The Palm Beach Post

Southwest: Inspection­s turn up no new flaws

- By Ashley Halsey III Washington Post

Southwest Airlines has completed the federally mandated inspection of 35,000 engine fan blades like the one that disintegra­ted in a fatal accident last month without finding additional flaws, but Southwest CEO Gary Kelly said that “a handful” of blades had been sent to the manufactur­er for further examinatio­n.

Southwest said the blades were sent to engine maker General Electric out of “an abundance of caution” because of “coating anomalies” on the blades, and not because they showed any sign of metal fatigue.

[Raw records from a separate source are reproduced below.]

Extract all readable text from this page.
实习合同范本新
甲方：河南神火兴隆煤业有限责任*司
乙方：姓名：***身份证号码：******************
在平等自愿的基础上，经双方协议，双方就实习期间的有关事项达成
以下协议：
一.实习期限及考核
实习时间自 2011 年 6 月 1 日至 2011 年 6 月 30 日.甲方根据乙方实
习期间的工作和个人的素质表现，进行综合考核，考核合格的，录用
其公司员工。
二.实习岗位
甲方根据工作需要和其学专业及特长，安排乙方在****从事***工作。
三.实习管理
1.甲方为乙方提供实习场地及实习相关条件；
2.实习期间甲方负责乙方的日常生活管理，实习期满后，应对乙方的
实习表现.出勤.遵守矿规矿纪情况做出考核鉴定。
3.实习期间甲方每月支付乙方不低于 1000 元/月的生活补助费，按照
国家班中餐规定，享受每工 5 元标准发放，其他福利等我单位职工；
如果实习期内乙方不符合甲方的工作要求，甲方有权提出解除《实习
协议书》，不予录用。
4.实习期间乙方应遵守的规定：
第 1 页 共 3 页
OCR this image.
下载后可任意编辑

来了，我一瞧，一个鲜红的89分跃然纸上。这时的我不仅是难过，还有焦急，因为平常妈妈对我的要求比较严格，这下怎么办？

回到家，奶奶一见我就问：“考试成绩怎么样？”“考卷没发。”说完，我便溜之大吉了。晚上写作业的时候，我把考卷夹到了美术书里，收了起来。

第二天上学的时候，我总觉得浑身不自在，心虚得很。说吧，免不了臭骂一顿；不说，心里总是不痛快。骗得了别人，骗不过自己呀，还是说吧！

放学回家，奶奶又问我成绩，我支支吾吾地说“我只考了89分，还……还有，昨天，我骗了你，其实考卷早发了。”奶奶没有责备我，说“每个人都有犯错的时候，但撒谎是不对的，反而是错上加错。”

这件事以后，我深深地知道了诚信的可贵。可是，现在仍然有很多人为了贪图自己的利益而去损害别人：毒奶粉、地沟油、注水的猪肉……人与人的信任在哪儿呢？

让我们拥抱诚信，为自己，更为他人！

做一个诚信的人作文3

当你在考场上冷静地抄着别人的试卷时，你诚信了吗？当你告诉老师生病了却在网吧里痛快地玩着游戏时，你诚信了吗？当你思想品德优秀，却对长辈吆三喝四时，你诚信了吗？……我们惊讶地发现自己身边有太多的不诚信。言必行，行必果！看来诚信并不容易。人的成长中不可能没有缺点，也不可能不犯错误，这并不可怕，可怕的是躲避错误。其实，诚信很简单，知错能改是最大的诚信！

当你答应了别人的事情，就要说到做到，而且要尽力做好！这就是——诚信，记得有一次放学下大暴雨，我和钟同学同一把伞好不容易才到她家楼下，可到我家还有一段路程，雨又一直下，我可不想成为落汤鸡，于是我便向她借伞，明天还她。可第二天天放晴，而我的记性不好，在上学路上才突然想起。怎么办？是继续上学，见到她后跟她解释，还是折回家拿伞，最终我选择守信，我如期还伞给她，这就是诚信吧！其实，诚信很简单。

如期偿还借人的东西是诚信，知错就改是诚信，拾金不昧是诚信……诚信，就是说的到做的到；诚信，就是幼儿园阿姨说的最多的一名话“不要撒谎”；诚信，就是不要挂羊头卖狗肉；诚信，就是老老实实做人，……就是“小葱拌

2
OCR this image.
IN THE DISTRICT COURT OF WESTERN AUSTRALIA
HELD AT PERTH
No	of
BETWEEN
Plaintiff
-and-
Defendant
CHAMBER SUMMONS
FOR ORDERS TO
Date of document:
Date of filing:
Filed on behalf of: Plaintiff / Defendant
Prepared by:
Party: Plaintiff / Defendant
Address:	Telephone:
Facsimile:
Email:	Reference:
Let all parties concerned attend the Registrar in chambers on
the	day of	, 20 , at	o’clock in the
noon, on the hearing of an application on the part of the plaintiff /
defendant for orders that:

“I don’t think we’ll have any (negative) findings with those,” Kelly said in talking with reporters after Southwest held its annual meeting in Annapolis.

Passenger Jennifer Riordan, 43, a bank executive and mother of two from Albuquerqu­e, New Mexico, was killed April 17 when an engine fan fractured near its hub in a spray of metal fragments that shattered her window as the Boeing 737 climbed.

Riordan’s plane, Flight 1380, which was taking her home from a trip to New York, made an emergency landing in Philadelph­ia.

Kelly said the fan blade in the fatal fracture had not been tested under the more rigorous standards Southwest implemente­d after a virtually identical engine fan fracture almost two years ago.

In August 2016, on a Southwest flight from New Orleans to Atlanta, one of 24 blades on the twin-engine 737 broke off, punctured the fuselage just above the wing and depressuri­zed the cabin. No one was reported injured.

“The inspection­s since then are different than the inspection­s that were occurring prior to the 2016 event,” Kelly said. “We are doing very frequent inspection­s (now), even though the fatigue of these blades is indeed rare, and though we have no findings from these most recent inspection­s, we will continue to do them.”